Kaç albüm yaptınız Grup Yorum'la?
'Sıyrılıp Gelen'den 'Boran Fırtınası'na kadar. 12-13 albüm gibi.
Neden ayrıldınız peki?
İnsanlar tercihini yapar ve grupla birlikte yürümek istemez. Bu tercihin de çok özel anlamlandırılması gerekmez.
Niye artık bu tür siyasi şarkılar yapılmıyor?
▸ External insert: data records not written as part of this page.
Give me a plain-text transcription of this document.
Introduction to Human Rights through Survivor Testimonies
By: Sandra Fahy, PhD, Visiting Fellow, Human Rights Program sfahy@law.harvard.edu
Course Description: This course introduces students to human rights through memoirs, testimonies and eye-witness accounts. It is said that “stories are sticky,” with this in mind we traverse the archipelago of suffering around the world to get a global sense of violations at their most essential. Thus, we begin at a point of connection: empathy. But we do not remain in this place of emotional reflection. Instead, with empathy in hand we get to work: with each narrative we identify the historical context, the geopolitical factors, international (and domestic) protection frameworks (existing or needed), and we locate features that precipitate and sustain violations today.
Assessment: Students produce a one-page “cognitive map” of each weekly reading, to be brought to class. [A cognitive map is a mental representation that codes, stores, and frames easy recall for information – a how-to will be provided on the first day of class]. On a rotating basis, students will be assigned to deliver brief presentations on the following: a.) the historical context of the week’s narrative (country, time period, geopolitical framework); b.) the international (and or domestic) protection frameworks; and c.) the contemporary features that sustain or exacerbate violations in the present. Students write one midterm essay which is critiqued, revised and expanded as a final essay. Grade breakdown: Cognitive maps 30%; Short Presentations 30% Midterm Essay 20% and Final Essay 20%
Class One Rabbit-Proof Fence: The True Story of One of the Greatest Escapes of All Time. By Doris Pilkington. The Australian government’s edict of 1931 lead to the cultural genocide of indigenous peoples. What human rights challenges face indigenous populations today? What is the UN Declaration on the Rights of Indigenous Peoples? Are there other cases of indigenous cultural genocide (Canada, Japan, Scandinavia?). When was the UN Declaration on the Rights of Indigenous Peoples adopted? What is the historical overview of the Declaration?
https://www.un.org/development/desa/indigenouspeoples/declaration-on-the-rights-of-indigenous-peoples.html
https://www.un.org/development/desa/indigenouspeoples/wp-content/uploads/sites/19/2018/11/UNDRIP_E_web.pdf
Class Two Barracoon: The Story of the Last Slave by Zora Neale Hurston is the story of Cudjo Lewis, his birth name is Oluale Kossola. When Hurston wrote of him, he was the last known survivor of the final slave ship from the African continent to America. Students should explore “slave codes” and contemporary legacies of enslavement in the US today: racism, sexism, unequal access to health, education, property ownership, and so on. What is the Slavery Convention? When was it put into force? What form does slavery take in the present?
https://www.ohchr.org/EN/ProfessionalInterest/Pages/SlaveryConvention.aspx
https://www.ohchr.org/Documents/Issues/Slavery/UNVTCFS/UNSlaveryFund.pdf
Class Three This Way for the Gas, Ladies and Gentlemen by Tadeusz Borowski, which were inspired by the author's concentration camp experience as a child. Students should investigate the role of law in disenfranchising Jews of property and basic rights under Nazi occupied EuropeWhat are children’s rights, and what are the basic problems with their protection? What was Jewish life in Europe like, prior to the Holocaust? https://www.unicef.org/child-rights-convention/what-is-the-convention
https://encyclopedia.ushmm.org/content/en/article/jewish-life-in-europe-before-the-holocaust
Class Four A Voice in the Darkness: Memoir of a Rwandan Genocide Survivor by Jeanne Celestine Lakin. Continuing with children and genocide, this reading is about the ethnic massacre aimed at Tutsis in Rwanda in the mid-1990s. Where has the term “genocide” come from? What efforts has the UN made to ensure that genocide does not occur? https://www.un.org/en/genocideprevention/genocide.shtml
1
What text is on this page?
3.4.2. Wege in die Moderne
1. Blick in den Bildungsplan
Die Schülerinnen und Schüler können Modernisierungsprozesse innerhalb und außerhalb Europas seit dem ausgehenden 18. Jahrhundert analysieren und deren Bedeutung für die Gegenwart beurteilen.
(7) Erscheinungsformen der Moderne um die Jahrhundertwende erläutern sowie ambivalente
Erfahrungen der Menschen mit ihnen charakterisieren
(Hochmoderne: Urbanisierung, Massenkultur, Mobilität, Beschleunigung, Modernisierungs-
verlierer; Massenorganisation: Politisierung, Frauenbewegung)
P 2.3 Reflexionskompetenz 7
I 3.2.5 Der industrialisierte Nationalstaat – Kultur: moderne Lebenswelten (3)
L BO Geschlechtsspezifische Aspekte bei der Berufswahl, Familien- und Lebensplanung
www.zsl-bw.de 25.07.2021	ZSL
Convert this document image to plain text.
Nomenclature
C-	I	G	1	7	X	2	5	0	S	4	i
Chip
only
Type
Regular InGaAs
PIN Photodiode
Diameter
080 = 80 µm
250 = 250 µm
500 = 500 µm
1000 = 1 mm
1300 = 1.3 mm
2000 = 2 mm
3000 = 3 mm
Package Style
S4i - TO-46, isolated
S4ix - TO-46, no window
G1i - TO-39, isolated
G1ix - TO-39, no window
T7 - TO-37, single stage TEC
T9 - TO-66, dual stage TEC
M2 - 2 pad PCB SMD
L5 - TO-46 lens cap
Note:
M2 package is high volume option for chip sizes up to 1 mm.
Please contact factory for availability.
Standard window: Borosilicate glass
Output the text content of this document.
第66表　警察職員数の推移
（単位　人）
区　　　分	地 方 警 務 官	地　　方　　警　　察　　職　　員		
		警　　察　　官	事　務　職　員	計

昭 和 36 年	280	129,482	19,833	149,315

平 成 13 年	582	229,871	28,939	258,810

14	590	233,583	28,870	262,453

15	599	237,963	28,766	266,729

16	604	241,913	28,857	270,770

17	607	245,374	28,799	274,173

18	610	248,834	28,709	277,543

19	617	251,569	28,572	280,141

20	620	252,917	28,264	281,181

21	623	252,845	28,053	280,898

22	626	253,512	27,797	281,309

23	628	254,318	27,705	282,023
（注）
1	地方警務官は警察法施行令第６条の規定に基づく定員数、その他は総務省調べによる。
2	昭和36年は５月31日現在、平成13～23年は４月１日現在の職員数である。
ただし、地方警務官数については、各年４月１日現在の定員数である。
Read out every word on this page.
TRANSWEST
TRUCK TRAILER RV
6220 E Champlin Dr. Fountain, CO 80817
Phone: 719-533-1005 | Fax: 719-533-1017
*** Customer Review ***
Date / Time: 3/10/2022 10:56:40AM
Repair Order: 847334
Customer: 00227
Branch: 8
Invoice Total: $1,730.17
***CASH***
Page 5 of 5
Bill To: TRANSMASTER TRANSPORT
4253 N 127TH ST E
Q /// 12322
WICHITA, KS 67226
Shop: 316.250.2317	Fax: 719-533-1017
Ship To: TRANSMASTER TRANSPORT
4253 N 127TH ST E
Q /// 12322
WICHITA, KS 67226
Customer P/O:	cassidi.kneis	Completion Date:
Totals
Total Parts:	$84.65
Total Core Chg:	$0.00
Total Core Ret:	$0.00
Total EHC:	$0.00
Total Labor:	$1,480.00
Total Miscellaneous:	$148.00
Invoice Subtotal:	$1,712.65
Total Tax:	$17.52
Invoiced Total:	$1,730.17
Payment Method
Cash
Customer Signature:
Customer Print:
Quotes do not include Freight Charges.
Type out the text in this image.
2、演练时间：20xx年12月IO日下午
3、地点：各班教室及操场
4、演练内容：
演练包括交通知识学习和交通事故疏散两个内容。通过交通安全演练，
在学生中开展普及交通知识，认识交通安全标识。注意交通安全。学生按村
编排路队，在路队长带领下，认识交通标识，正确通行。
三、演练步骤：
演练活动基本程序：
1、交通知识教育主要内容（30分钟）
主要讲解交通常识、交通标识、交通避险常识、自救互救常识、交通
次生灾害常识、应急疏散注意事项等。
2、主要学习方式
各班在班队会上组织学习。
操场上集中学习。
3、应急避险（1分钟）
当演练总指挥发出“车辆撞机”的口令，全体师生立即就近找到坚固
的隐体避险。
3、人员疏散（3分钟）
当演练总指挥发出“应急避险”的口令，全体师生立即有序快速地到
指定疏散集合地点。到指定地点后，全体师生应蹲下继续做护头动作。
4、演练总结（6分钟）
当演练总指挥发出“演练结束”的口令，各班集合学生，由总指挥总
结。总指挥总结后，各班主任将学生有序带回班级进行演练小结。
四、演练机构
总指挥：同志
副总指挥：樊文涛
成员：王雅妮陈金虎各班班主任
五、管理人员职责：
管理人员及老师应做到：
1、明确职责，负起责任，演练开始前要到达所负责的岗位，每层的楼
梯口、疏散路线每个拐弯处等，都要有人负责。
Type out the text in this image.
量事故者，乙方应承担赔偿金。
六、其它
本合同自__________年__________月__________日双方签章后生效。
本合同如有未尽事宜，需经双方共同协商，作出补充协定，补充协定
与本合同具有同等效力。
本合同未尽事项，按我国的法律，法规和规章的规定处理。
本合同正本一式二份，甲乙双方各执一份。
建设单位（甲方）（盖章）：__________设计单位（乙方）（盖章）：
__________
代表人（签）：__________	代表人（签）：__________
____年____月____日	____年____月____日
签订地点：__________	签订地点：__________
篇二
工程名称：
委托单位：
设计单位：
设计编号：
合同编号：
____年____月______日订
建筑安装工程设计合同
Genel olarak hayatı karşılamak gerekiyor. Hep bilindik tarz ve kalıplar üzerinden gitmekten kaynaklı olabilir. Kendini yenilemeyince insanlar da istemiyor. Yeni nesiller geliyor ve o notalar onların koca zekalarına yetmiyor. Tabii ki onların da donanımsızlıkları var ama biz savunma mekanizmamızı onlar bizi anlasın diye geliştirirsek, çaresiz kalırız. Koca koca devrimci ozanların salonları dolduramaması, albümlerinin satamamasının nedeni hayat karşısında kendilerini yenileyememek. Galip gelen hayat yani.